Vanderbilt mourns loss of former Anesthesiology chair Bradley E. Smith, MDMar. 24, 2020, 8:20 AM
by Nancy Humphrey
Bradley E. Smith, MD, former professor and chair of the Vanderbilt’s Department of Anesthesiology, died March 20 in Nashville after a long battle with cancer. He was 86.
Dr. Smith came to Vanderbilt in 1969 as chair of the department and left the post in 1993. At the time he was the longest-serving anesthesiology chair at a U.S. medical school.
During more than four decades of practice and leadership in the specialty, Dr. Smith set the foundation and trajectory for the department to be a national and international leader in anesthesiology and pain, critical care and perioperative medicine.
Through his tenure, Dr. Smith directed a sixfold increase in both the number of faculty and residents, and in clinical workload. He directed the establishment of the region’s first Anesthesiology Biomedical Engineering Division, Tennessee’s first full-time Critical Care Team and Nashville’s first Pain Management Clinic.
In his time as chair, the department graduated 271 anesthesiology residents, and four who earned doctorates of philosophy, while 14 master’s degrees were awarded to anesthesiology trainees. The department also published more than 500 peer-reviewed papers and the faculty grew to nine fully tenured professors (including four former Vanderbilt University Anesthesiology residents.
“Dr. Smith was a luminary in the field of anesthesiology and led vital efforts to expand anesthesiology services at VUMC for nearly a quarter-century. His contributions as chair came at a time when VUMC experienced remarkable advances in the ways we could support patients having surgery and were in need of pain relief. I want to express my sympathy to his daughter Ione and other members of his family,” said Jeff Balser, MD, PhD, President and CEO of Vanderbilt University Medical Center and Dean of the Vanderbilt University School of Medicine.
Dr. Smith earned a Bachelor of Science degree from the University of Tulsa in 1953 and his medical degree from the University of Oklahoma in 1957. He completed his anesthesiology residency at the U.S. Naval Hospital in New York City in 1960.
From there, he completed a research fellowship and obstetric anesthesia fellowship at Columbia University, Presbyterian Hospital in New York City. After serving in the Navy, he was on the faculty at Yale University and then the University of Miami before joining the Vanderbilt faculty in 1969.
In 2009, in light of his many accomplishments, a lectureship was established in his name by then department chair Michael Higgins, MD.

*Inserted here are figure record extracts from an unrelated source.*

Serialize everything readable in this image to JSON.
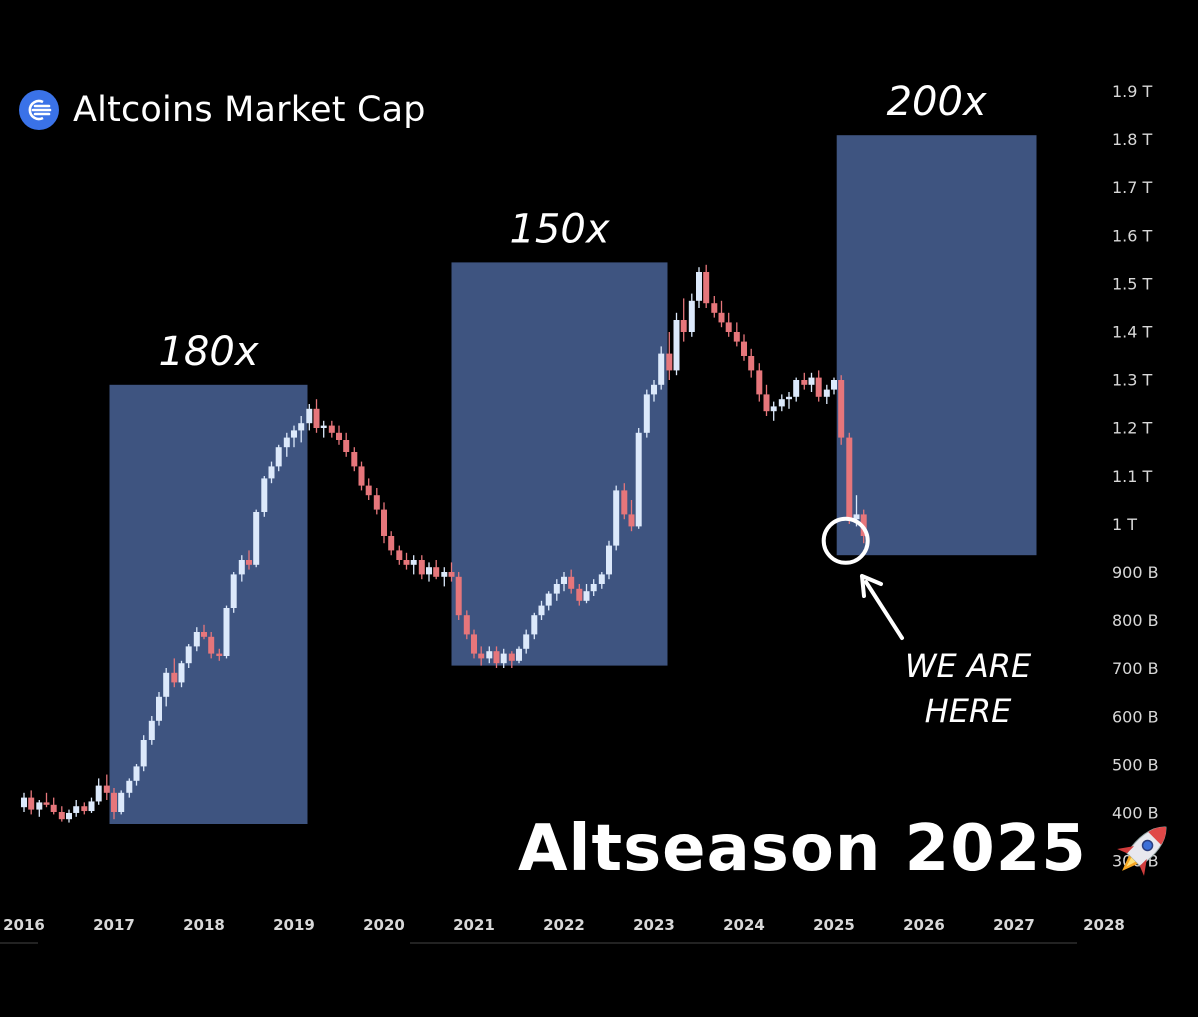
{
  "header": {
    "title": "Altcoins Market Cap",
    "logo_icon": "altcoins-logo-icon"
  },
  "headline": {
    "text": "Altseason 2025",
    "emoji": "rocket-icon"
  },
  "colors": {
    "background": "#000000",
    "up_candle": "#dce9fb",
    "down_candle": "#e6767b",
    "box_fill": "#3e5480",
    "axis_text": "#d8d8d8",
    "logo_blue": "#3a72e8"
  },
  "chart_data": {
    "type": "candlestick",
    "title": "Altcoins Market Cap",
    "x_axis": {
      "ticks": [
        "2016",
        "2017",
        "2018",
        "2019",
        "2020",
        "2021",
        "2022",
        "2023",
        "2024",
        "2025",
        "2026",
        "2027",
        "2028"
      ]
    },
    "y_axis": {
      "scale": "log",
      "ticks": [
        "1.9 T",
        "1.8 T",
        "1.7 T",
        "1.6 T",
        "1.5 T",
        "1.4 T",
        "1.3 T",
        "1.2 T",
        "1.1 T",
        "1 T",
        "900 B",
        "800 B",
        "700 B",
        "600 B",
        "500 B",
        "400 B",
        "300 B"
      ]
    },
    "series": [
      {
        "values_B": [
          [
            2016.0,
            410,
            440,
            400,
            430
          ],
          [
            2016.08,
            430,
            445,
            395,
            405
          ],
          [
            2016.17,
            405,
            425,
            390,
            420
          ],
          [
            2016.25,
            420,
            440,
            410,
            415
          ],
          [
            2016.33,
            415,
            430,
            395,
            400
          ],
          [
            2016.42,
            400,
            412,
            380,
            385
          ],
          [
            2016.5,
            385,
            405,
            378,
            398
          ],
          [
            2016.58,
            398,
            425,
            390,
            412
          ],
          [
            2016.67,
            412,
            420,
            395,
            402
          ],
          [
            2016.75,
            402,
            430,
            398,
            422
          ],
          [
            2016.83,
            422,
            470,
            415,
            455
          ],
          [
            2016.92,
            455,
            478,
            425,
            440
          ],
          [
            2017.0,
            440,
            450,
            385,
            400
          ],
          [
            2017.08,
            400,
            445,
            395,
            440
          ],
          [
            2017.17,
            440,
            470,
            430,
            465
          ],
          [
            2017.25,
            465,
            500,
            455,
            495
          ],
          [
            2017.33,
            495,
            560,
            485,
            550
          ],
          [
            2017.42,
            550,
            600,
            540,
            590
          ],
          [
            2017.5,
            590,
            650,
            580,
            640
          ],
          [
            2017.58,
            640,
            700,
            620,
            690
          ],
          [
            2017.67,
            690,
            720,
            660,
            670
          ],
          [
            2017.75,
            670,
            715,
            660,
            710
          ],
          [
            2017.83,
            710,
            750,
            700,
            745
          ],
          [
            2017.92,
            745,
            785,
            735,
            775
          ],
          [
            2018.0,
            775,
            790,
            760,
            765
          ],
          [
            2018.08,
            765,
            775,
            720,
            730
          ],
          [
            2018.17,
            730,
            740,
            715,
            725
          ],
          [
            2018.25,
            725,
            830,
            720,
            825
          ],
          [
            2018.33,
            825,
            900,
            815,
            895
          ],
          [
            2018.42,
            895,
            935,
            880,
            925
          ],
          [
            2018.5,
            925,
            945,
            905,
            915
          ],
          [
            2018.58,
            915,
            1030,
            910,
            1025
          ],
          [
            2018.67,
            1025,
            1100,
            1015,
            1095
          ],
          [
            2018.75,
            1095,
            1130,
            1085,
            1120
          ],
          [
            2018.83,
            1120,
            1165,
            1110,
            1160
          ],
          [
            2018.92,
            1160,
            1190,
            1140,
            1180
          ],
          [
            2019.0,
            1180,
            1205,
            1160,
            1195
          ],
          [
            2019.08,
            1195,
            1225,
            1170,
            1210
          ],
          [
            2019.17,
            1210,
            1250,
            1195,
            1240
          ],
          [
            2019.25,
            1240,
            1260,
            1190,
            1200
          ],
          [
            2019.33,
            1200,
            1215,
            1180,
            1205
          ],
          [
            2019.42,
            1205,
            1215,
            1180,
            1190
          ],
          [
            2019.5,
            1190,
            1205,
            1165,
            1175
          ],
          [
            2019.58,
            1175,
            1190,
            1140,
            1150
          ],
          [
            2019.67,
            1150,
            1160,
            1110,
            1120
          ],
          [
            2019.75,
            1120,
            1130,
            1070,
            1080
          ],
          [
            2019.83,
            1080,
            1095,
            1050,
            1060
          ],
          [
            2019.92,
            1060,
            1075,
            1020,
            1030
          ],
          [
            2020.0,
            1030,
            1045,
            960,
            975
          ],
          [
            2020.08,
            975,
            985,
            935,
            945
          ],
          [
            2020.17,
            945,
            955,
            915,
            925
          ],
          [
            2020.25,
            925,
            940,
            905,
            915
          ],
          [
            2020.33,
            915,
            935,
            895,
            925
          ],
          [
            2020.42,
            925,
            935,
            885,
            895
          ],
          [
            2020.5,
            895,
            920,
            880,
            910
          ],
          [
            2020.58,
            910,
            925,
            885,
            890
          ],
          [
            2020.67,
            890,
            910,
            870,
            900
          ],
          [
            2020.75,
            900,
            920,
            880,
            890
          ],
          [
            2020.83,
            890,
            900,
            800,
            810
          ],
          [
            2020.92,
            810,
            820,
            760,
            770
          ],
          [
            2021.0,
            770,
            780,
            720,
            730
          ],
          [
            2021.08,
            730,
            745,
            705,
            720
          ],
          [
            2021.17,
            720,
            745,
            710,
            735
          ],
          [
            2021.25,
            735,
            745,
            700,
            710
          ],
          [
            2021.33,
            710,
            740,
            700,
            730
          ],
          [
            2021.42,
            730,
            735,
            700,
            715
          ],
          [
            2021.5,
            715,
            745,
            710,
            740
          ],
          [
            2021.58,
            740,
            780,
            730,
            770
          ],
          [
            2021.67,
            770,
            815,
            760,
            810
          ],
          [
            2021.75,
            810,
            840,
            800,
            830
          ],
          [
            2021.83,
            830,
            860,
            820,
            855
          ],
          [
            2021.92,
            855,
            885,
            840,
            875
          ],
          [
            2022.0,
            875,
            900,
            860,
            890
          ],
          [
            2022.08,
            890,
            905,
            855,
            865
          ],
          [
            2022.17,
            865,
            875,
            830,
            840
          ],
          [
            2022.25,
            840,
            875,
            835,
            860
          ],
          [
            2022.33,
            860,
            885,
            850,
            875
          ],
          [
            2022.42,
            875,
            900,
            865,
            895
          ],
          [
            2022.5,
            895,
            965,
            885,
            955
          ],
          [
            2022.58,
            955,
            1080,
            945,
            1070
          ],
          [
            2022.67,
            1070,
            1085,
            1010,
            1020
          ],
          [
            2022.75,
            1020,
            1050,
            985,
            995
          ],
          [
            2022.83,
            995,
            1200,
            990,
            1190
          ],
          [
            2022.92,
            1190,
            1280,
            1180,
            1270
          ],
          [
            2023.0,
            1270,
            1300,
            1255,
            1290
          ],
          [
            2023.08,
            1290,
            1370,
            1280,
            1355
          ],
          [
            2023.17,
            1355,
            1400,
            1300,
            1320
          ],
          [
            2023.25,
            1320,
            1440,
            1310,
            1425
          ],
          [
            2023.33,
            1425,
            1470,
            1380,
            1400
          ],
          [
            2023.42,
            1400,
            1480,
            1390,
            1465
          ],
          [
            2023.5,
            1465,
            1535,
            1450,
            1525
          ],
          [
            2023.58,
            1525,
            1540,
            1450,
            1460
          ],
          [
            2023.67,
            1460,
            1475,
            1430,
            1440
          ],
          [
            2023.75,
            1440,
            1465,
            1410,
            1420
          ],
          [
            2023.83,
            1420,
            1440,
            1390,
            1400
          ],
          [
            2023.92,
            1400,
            1420,
            1370,
            1380
          ],
          [
            2024.0,
            1380,
            1395,
            1340,
            1350
          ],
          [
            2024.08,
            1350,
            1365,
            1305,
            1320
          ],
          [
            2024.17,
            1320,
            1335,
            1255,
            1270
          ],
          [
            2024.25,
            1270,
            1290,
            1225,
            1235
          ],
          [
            2024.33,
            1235,
            1255,
            1215,
            1245
          ],
          [
            2024.42,
            1245,
            1270,
            1235,
            1260
          ],
          [
            2024.5,
            1260,
            1275,
            1240,
            1265
          ],
          [
            2024.58,
            1265,
            1305,
            1255,
            1300
          ],
          [
            2024.67,
            1300,
            1315,
            1280,
            1290
          ],
          [
            2024.75,
            1290,
            1315,
            1275,
            1305
          ],
          [
            2024.83,
            1305,
            1320,
            1255,
            1265
          ],
          [
            2024.92,
            1265,
            1290,
            1250,
            1280
          ],
          [
            2025.0,
            1280,
            1305,
            1270,
            1300
          ],
          [
            2025.08,
            1300,
            1310,
            1165,
            1180
          ],
          [
            2025.17,
            1180,
            1190,
            1000,
            1010
          ],
          [
            2025.25,
            1010,
            1060,
            995,
            1020
          ],
          [
            2025.33,
            1020,
            1030,
            960,
            975
          ]
        ]
      }
    ],
    "highlight_boxes": [
      {
        "label": "180x",
        "x_start": 2016.95,
        "x_end": 2019.15,
        "y_top_B": 1290,
        "y_bottom_B": 375
      },
      {
        "label": "150x",
        "x_start": 2020.75,
        "x_end": 2023.15,
        "y_top_B": 1545,
        "y_bottom_B": 705
      },
      {
        "label": "200x",
        "x_start": 2025.03,
        "x_end": 2027.25,
        "y_top_B": 1810,
        "y_bottom_B": 935
      }
    ],
    "annotations": [
      {
        "type": "circle",
        "x": 2025.13,
        "y_B": 965
      },
      {
        "type": "arrow-text",
        "text_line1": "WE ARE",
        "text_line2": "HERE",
        "x": 2026.5,
        "y_B": 690
      }
    ],
    "grid": false
  }
}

“Dr. Smith was clinically active for a third of the modern era of Anesthesiology, and a Chair for one quarter of that era. His influence was enormous. He championed the establishment of subspecialties in anesthesiology and was an early proponent of electronic health records. Under his leadership, VUMC developed anesthesiologists who went on to become chairs at other influential programs. He was a giant in the field,” said Warren Sandberg, MD, PhD, professor and chair the Department of Anesthesiology and professor of Surgery and Biomedical Informatics.
At the state and national level, Dr. Smith was president of the Society for Obstetric Anesthesia and Perinatology (SOAP), the Society for Computers in Anesthesia (SCIA), and the Tennessee Society of Anesthesiologists (TSA). He was one of the longest serving directors of the American Society of Anesthesiologists (ASA) and was general chairman of the 1996 ASA Convention.
During his career, he served in various roles for the U.S. Food and Drug Administration, the National Formulary, the National Research Council, the American Board of Anesthesiologists, the Accreditation Council for Graduate Medical Education, the American Heart Association, and other bodies. Additionally, Dr. Smith was instrumental in the national movement toward creating anesthesiology subspecialties, as well as an early proponent of electronic medical records.
Dr. Smith retired clinically in 2008, but still maintained his interests in medicine and anesthesiology. After retirement he received a Paul Wood Fellowship and served as a Trustee of the Wood Library-Museum of Anesthesiology and served as a contributing editor for Tennessee Medicine and for the Obstetric Anesthesia Digest. He also served on the Council of Mentors of the Anesthesia History Association.
Dr. Smith was married to Gretchen Basore Smith for 65 years. He had two children, Ione Lake and Bradley Gordon Smith. He is survived by his daughter Ione.